Editorial: If NFL bans dunk, what about the Lambeau Leap?Published 9:28am Tuesday, April 29, 2014
It is asinine that the NFL would ban football players from dunking the football over the crossbar of the field goal posts after scoring touchdowns. Are league officials going to ban fun in football altogether?
The new rules state that the crossbar will be considered a prop and, as Minnesota Vikings fans who recall the Randy Moss days know, props are not allowed during gametime celebrations.
The new rules seems to target Detroit Lions star receiver Calvin Johnson, whose favorite touchdown celebration is dunking the football over the crossbar. Of course, many other players do it, too. It is a simple and harmless celebration. Dunking doesn’t taunt other players any more than spiking the football does. What healthy young athlete doesn’t leap in celebration? It’s natural.

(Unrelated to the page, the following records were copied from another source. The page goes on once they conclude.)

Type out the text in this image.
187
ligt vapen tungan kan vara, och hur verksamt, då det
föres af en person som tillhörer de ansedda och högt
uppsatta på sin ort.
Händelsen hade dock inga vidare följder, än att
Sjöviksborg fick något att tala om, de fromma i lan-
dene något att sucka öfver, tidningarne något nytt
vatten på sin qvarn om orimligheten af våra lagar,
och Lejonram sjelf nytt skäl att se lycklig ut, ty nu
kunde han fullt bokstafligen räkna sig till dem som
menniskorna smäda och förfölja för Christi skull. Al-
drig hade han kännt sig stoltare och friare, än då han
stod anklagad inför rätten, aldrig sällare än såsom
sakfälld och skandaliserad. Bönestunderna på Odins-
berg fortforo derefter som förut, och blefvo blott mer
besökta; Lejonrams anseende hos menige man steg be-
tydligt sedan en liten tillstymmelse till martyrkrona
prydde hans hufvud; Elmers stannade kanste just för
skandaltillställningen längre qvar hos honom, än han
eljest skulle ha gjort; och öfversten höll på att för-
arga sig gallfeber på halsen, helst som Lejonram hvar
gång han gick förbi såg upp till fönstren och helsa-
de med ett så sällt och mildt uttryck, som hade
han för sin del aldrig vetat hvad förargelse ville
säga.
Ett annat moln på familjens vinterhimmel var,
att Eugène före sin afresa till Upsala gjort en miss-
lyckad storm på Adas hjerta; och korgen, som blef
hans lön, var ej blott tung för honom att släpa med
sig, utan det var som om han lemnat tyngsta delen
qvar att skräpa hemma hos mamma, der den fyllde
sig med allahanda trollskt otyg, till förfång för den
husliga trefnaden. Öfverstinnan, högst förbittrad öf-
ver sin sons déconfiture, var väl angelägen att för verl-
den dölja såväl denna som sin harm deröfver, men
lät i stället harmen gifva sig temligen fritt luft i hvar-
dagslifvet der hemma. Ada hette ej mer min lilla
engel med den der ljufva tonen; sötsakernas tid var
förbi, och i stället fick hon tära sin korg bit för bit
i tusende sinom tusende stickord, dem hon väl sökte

Speaking of leaps, the NFL should be fair and make Green Bay do away with its Lambeau Leap. If the crossbar is a prop, surely the stadium wall and risers are props, too. It seems wrong to do away with one but not the other. What’s good for the goose is good for the gander, right?
NFL vice president of officiating Dean Blandino says the rules committee grandfathered in the Lambeau Leap.
The crossbar dunk joins a long list of fun celebrations no longer allowed in the NFL, which has earned the nickname No Fun League.
We actually don’t mind the Lambeau Leap. We just wish the NFL allowed players greater leeway to celebrate success in non-taunting ways. The next thing you know, the NFL will consider hands a prop in the high five or other players a prop in the bear hug.
Fans want to see the players enjoying themselves out there. In fact, considering all the bad news about concussions, dementia, injuries, bullying, racism, murder, suicide, domestic violence and even low playing time (an average game has only 11 minutes of action), fun on the field might be what keeps the sport popular among children who grow up and become players.